Providing care to the mechanically ventilated patient can present many challenges. Most clinicians agree that maintaining the airway is important, particularly when depending on higher mean airway pressure to maintain adequate oxygenation.1 As a result, some health-care providers may be reluctant to manipulate the endotracheal tube (ETT) in fear of compromising the airway and threatening the patient's gas exchange. It has been suggested that this practice may be associated with the development of pressure ulcer complications.2 In the ICU, airway management has evolved to the point where most practitioners now include routine oral decontamination3 and avoidance of pressure ulcers (http://www.jointcommission.org, Accessed May 27, 2014) as part of their core practice.
Similarly, health-care providers now routinely position patients (raised head of the bed to reduce ventilator-associated pneumonia) such that the shear forces on the skin around the mouth are increased and that the likelihood of the ETT moving within the trachea is also increased.4 With regard to pressure ulcer prevention, one of the recommendations by The Joint Commission is to facilitate mobility. As Fisher et al5 describe in their recent publication, although some devices provide for easier mobility of the ETT (to protect against skin breakdown due to immobility), these same devices may also exert greater forces on the skin in specific areas of the face. They report the most comprehensive study of this problem to date, providing us with excellent insight into the problem and also some potential solutions.
Although the study is based on a simulation model, their data may be of significant clinical value. They placed a series of pressure sensors throughout the lip area and, when appropriate, in the posterior neck of a mannequin and measured shear forces and displacement of the ETT during simulated routine movements that take place in intubated and mechanically ventilated patients. Some of these movements include elevating the head of the bed by 30° and moving the head horizontally to either side.4 Although their data were based on simulation, their conclusions were generated on 1,600 observations and a series of controls to avoid bias between devices and techniques, leading to an extremely high quality data set.5
One may extrapolate these data for clinical application, although ultimate clinical validation will also be required. If the results from this study do correlate with clinical patterns for skin breakdown related to ETT-securing devices, these data could indeed lead to a clinical injury risk assessment tool. The value of this prospective tool could be to pave the way for an intervention that might prevent ETT-related pressure ulcers.
Based on their data, compared with the commercial devices, non-commercial ETT-securing devices and techniques provided the greatest stability of the ETT and less force on the surrounding skin, at the expense of poor mobility. By extrapolation from data presented by Fisher et al,5 the risks and benefits between devices may be tailored to the individual patient population. Whereas surgical patients may require endotracheal intubation for only a few hours to a few days, patients with debilitating lung disease may require prolonged endotracheal intubation. Perhaps surgical patient populations might benefit from receiving commercial devices in which there are greater associated shear forces on the skin but better mobility. However, patients remaining on a mechanical ventilator may be graduated to devices and techniques associated with less shear force but less mobility as they approach candidacy for tracheostomy. Until now, there have been limited data available to guide us in the selection of airway-securing devices for patients, and we have based our choice on provider preference or purchasing department mandate within the individual institution.

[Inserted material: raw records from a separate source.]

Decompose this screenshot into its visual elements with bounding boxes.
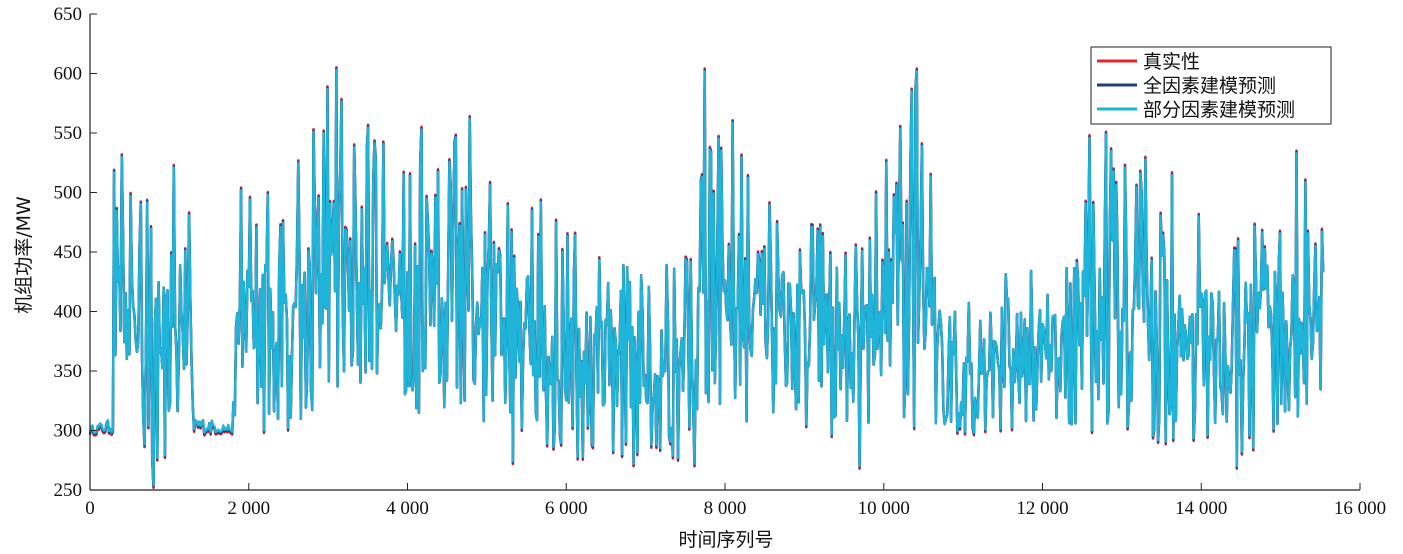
- x-tick-label: 14 000: [1175, 498, 1227, 519]
- x-tick-label: 12 000: [1016, 498, 1068, 519]
- y-tick-label: 500: [54, 183, 83, 204]
- y-tick-label: 350: [54, 361, 83, 382]
- series-lines: [88, 66, 1325, 490]
- x-axis-title: 时间序列号: [678, 529, 773, 551]
- y-tick-label: 300: [54, 421, 83, 442]
- y-tick-label: 650: [54, 4, 83, 25]
- x-tick-label: 4 000: [386, 498, 429, 519]
- y-tick-label: 450: [54, 242, 83, 263]
- y-tick-label: 400: [54, 302, 83, 323]
- legend-label: 真实性: [1143, 51, 1200, 73]
- legend-label: 全因素建模预测: [1143, 75, 1276, 97]
- y-tick-label: 550: [54, 123, 83, 144]
- axes: 0 2 000 4 000 6 000 8 000 10 000 12 000 14 000 1…: [54, 4, 1387, 519]
- legend-label: 部分因素建模预测: [1143, 99, 1295, 121]
- x-tick-label: 10 000: [858, 498, 910, 519]
- x-tick-label: 0: [85, 498, 95, 519]
- series-line-3: [88, 68, 1325, 487]
- y-axis-title: 机组功率/MW: [13, 196, 35, 314]
- x-tick-label: 6 000: [545, 498, 588, 519]
- y-tick-label: 600: [54, 64, 83, 85]
- x-tick-label: 2 000: [227, 498, 270, 519]
- x-tick-label: 16 000: [1334, 498, 1386, 519]
- y-tick-label: 250: [54, 480, 83, 501]
- x-tick-label: 8 000: [704, 498, 747, 519]
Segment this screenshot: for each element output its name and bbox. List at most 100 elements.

In conclusion, the study by Fisher et al5 is the largest study to date of both commercial and non-commercial ETT-securing devices and techniques. Although their data were generated using a simulation model, the study identified significant differences between the available devices. While we await clinical confirmation of these early in vitro data, we might perhaps begin to anticipate patterns of skin breakdown and intervene accordingly. We applaud the work of these investigators and look forward to the future use of this data set for development of an injury score risk assessment tool that itself might guide development of an effective intervention for ETT-related pressure ulcers.